Behind the Bar The Business of the Bar

Building a More Profitable Bar: 6 Tips for Hiring the Right Doorperson

Glenn Hilario

When it comes to bar staff, bartenders get all the glory—as, perhaps, they should. They’re the ones, after all, whose names appear on the menus and whose creations we walk through the door to enjoy. But a guest’s experience starts before they ever reach the bar stool. In fact, it starts at the door.

“It’s hard to overstate how important the right doorperson is,” says Chaim Dauermann, the owner of Stay Gold and beverage director at The Up & Up in New York City. “If the start is terrible, there’s almost no amount of awesome that can make someone leave with a good impression.”

This makes hiring the right doorperson all the more important. Below are five tips to getting it right.

1. Focus on Hospitality

The person working the door isn’t just a bouncer or ID checker. “They’re the face of the bar,” says Isaac Mejia, the co-owner of The Wolves in Los Angeles. “They’re the first level of defense for us.”

That means a commitment to hospitality is key. At The Up & Up, the entire staff spends time working the door. Other bars list jobs for hospitality professionals rather than a doorperson. While it may take more time to find someone genuinely interested in the industry, the payoff is worth it.

“An awesome doorperson can even develop their own following of patrons and bring return business to the bar,” says Eli Hetrick, the bar manager at Foreign National in Seattle. “Ours even make drink recommendations to guests waiting, expediting the ordering process. Meaning guests can start enjoying their cocktails sooner upon arriving.”

2. Trust First Impressions

“If you look at online reviews for bars and restaurants, a surprising amount are negative reviews of the first person they met when they got there,” says Dauermann. In many cases, that first person is the doorperson. Some complaints are justified, like in the case of bouncers asking to be paid off. Others simply find the doorperson is an easy target. Avoid complaints by hiring, in part, on a person’s first impression.
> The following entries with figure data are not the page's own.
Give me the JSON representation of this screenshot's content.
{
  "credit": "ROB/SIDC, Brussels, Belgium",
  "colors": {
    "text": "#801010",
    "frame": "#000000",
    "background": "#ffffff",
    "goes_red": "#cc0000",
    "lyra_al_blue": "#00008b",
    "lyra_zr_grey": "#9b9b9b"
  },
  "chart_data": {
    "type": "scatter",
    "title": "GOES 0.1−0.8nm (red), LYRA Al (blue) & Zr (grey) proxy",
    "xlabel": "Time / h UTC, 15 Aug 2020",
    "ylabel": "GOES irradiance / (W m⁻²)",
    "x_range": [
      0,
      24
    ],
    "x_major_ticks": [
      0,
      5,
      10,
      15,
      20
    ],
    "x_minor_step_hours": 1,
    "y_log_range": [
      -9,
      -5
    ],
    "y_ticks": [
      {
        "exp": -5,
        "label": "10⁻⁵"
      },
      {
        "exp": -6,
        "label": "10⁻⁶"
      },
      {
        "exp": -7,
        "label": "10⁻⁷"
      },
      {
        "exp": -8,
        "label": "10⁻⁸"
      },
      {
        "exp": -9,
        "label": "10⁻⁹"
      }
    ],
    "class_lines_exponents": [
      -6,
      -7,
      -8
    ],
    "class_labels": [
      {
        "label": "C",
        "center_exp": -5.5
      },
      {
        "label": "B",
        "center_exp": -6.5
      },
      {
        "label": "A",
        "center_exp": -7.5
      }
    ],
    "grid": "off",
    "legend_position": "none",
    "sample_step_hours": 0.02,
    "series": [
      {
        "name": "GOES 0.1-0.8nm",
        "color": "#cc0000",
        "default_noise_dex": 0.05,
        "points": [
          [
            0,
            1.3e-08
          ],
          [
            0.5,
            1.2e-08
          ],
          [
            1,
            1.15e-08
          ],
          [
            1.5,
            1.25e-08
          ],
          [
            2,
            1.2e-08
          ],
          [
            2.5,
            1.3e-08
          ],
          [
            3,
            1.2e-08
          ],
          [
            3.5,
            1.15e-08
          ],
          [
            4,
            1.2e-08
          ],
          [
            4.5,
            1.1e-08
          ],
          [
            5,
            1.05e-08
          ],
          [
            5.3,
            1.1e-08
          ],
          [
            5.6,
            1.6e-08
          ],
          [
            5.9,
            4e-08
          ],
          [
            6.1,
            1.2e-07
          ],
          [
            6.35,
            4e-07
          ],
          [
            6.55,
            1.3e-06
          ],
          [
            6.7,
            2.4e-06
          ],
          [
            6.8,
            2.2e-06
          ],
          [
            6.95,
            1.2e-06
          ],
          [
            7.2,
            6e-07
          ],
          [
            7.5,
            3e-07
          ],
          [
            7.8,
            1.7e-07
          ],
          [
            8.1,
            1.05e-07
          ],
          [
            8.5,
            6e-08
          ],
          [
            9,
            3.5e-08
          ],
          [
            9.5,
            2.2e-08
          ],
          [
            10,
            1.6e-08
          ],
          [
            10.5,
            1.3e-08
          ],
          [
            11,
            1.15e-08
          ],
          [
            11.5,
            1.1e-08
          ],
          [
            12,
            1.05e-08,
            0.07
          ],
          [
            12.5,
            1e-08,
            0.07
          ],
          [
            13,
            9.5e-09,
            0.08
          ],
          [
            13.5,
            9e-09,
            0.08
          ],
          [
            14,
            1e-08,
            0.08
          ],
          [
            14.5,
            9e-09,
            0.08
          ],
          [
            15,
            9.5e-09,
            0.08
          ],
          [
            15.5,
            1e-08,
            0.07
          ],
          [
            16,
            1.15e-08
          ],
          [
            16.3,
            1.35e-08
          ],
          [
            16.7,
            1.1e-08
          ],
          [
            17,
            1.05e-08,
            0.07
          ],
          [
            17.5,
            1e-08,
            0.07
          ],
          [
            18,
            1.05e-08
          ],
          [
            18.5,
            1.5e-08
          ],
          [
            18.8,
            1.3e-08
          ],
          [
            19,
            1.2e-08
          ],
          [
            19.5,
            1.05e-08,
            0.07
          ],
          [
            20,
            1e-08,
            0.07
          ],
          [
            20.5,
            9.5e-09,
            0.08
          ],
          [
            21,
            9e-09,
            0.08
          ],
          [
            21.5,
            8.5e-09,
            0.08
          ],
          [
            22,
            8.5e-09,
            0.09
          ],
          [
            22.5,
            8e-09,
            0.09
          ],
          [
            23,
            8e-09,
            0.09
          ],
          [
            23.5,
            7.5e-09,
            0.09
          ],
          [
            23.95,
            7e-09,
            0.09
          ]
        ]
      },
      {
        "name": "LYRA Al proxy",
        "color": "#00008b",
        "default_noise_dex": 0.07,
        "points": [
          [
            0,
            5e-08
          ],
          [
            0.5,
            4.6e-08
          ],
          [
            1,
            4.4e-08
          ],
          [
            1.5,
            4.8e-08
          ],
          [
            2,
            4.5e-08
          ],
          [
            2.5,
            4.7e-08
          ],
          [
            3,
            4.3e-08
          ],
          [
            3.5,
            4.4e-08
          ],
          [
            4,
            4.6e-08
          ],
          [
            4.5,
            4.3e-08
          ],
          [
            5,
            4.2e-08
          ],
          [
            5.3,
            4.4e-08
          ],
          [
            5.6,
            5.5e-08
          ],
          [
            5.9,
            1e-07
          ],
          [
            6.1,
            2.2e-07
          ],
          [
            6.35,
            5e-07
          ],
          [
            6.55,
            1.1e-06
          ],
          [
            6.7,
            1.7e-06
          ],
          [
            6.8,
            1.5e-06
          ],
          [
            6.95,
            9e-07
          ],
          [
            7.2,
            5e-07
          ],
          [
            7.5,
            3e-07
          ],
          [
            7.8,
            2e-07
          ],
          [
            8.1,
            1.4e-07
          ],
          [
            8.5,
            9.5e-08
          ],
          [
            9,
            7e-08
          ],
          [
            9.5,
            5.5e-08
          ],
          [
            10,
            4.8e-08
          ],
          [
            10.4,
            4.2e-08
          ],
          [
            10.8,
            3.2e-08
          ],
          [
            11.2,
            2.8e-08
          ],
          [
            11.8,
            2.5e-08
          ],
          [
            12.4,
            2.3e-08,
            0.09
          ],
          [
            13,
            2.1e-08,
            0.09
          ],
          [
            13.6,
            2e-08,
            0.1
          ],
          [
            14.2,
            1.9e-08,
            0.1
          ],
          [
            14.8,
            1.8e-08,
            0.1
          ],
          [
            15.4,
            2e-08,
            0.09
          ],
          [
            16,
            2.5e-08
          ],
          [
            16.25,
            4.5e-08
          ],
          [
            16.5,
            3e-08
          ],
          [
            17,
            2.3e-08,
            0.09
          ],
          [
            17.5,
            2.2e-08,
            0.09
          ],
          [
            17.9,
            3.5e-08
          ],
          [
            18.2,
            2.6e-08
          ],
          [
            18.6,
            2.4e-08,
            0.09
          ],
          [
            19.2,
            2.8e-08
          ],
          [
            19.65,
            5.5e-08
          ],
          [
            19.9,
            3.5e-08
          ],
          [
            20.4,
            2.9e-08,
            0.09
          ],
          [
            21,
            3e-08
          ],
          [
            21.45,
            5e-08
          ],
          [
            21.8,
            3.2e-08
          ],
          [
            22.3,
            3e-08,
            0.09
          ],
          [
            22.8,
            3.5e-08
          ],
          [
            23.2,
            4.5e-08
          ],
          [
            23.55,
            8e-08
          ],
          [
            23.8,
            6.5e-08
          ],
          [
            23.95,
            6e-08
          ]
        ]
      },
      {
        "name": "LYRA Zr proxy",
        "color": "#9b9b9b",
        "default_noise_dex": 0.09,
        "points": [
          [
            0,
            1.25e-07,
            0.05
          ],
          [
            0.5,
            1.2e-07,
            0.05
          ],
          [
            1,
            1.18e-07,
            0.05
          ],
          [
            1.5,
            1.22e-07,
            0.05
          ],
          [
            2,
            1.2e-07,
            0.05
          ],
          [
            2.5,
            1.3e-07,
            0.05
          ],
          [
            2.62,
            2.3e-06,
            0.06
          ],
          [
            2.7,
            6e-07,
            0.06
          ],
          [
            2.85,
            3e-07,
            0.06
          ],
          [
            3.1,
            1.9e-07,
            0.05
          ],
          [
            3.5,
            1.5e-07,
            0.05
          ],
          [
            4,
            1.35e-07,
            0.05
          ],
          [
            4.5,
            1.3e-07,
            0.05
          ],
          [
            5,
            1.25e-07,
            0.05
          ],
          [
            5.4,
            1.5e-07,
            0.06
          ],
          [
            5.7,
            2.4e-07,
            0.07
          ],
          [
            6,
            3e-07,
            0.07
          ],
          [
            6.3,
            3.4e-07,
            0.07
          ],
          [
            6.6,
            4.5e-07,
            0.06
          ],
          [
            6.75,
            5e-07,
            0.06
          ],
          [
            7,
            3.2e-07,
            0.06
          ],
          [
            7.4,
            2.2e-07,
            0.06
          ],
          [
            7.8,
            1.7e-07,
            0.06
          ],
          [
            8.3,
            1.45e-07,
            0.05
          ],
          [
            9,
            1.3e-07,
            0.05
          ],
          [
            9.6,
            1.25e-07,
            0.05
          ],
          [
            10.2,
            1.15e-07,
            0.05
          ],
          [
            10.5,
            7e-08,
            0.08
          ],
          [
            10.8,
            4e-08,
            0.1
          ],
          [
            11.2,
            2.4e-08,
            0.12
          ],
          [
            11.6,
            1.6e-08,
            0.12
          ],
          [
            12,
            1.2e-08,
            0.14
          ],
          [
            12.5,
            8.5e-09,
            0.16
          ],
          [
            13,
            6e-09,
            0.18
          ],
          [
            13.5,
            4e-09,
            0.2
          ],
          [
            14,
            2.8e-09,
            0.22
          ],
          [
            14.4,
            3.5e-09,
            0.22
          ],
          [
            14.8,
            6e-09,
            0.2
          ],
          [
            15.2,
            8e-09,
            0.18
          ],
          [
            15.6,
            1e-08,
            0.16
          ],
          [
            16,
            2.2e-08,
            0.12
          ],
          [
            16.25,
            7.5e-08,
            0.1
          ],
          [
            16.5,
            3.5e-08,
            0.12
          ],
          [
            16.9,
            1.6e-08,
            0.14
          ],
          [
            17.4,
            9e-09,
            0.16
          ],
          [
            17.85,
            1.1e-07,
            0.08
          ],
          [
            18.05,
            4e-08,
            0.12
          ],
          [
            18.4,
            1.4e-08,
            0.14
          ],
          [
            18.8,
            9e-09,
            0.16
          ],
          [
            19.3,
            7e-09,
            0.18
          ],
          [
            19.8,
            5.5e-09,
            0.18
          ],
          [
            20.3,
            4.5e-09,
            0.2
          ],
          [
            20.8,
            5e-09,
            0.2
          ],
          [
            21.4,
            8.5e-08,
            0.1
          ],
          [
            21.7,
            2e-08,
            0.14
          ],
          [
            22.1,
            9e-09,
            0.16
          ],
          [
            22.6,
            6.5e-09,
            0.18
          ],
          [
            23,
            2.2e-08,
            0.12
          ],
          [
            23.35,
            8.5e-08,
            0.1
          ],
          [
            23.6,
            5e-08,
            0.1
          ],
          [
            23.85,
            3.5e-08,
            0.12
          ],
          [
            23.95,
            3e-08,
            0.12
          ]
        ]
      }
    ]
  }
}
“They really should be more of a concierge for the patron,” says Nick Medina, the co-founder of The White Rabbit in Gilbert, Ariz., says. They should ask questions and pass on the information to the other bar staff. “You could say they are really more of a host than a doorperson.”

3. Ask Around

“You can’t really tell someone’s work ethic from a resume or interview,” says Medina. “We look for candidates with consistent job history and certain employment lengths, but that’s always just an assumption.”

Hiring someone who comes from a recommendation rather than an online job posting is one of the key things that successful cocktail bars share when it comes to hiring, as it’s an easy way to find a person who knows the community.

“You can quickly tell if someone isn’t going to work out after a few days,” says Medina says. “So it’s best to also have backup candidates.”

4. Avoid Egomaniacs

The stereotype of resolving conflicts and kicking people out is just one part of the job. “We view our door staff as hosts rather than security,” says Max Moreland, the director of bar operations for FBR Management in Austin. “We want them to create a welcoming atmosphere from the front door that transcends to the bar staff.”

The right person is one who strikes a balance between authoritative and accommodating. “The biggest mistake an owner can make when hiring a doorperson is to hire someone who thinks they run the show and who has a huge ego,” says David Rabin, the co-owner of JIMMY at The James. “It’s better to have someone who’s more comfortable being in the background, as they tend to be more observant and more worried about the guest experience than about how guests perceive them.”

5. Remember It’s Service Not Security

“It’s important to find someone with intelligence, a sense of humor and a sense of style that matches your venue’s,” says Rabin. “It’s a much harder job than people realize.”

Medina has found people with a customer-service-oriented background are best. “We try and steer clear of previous law enforcement, as that hasn’t worked out too well from a customer-experience standpoint in the past.”

“What can go wrong? Everything!” says Stuart King, the owner of Sundry and Vice and upcoming Comfort Station in Cincinnati. He says you definitely don’t want someone more interested in nightlife than hospitality. “This isn’t security, this is about the experience, and there’s no room for apathy.”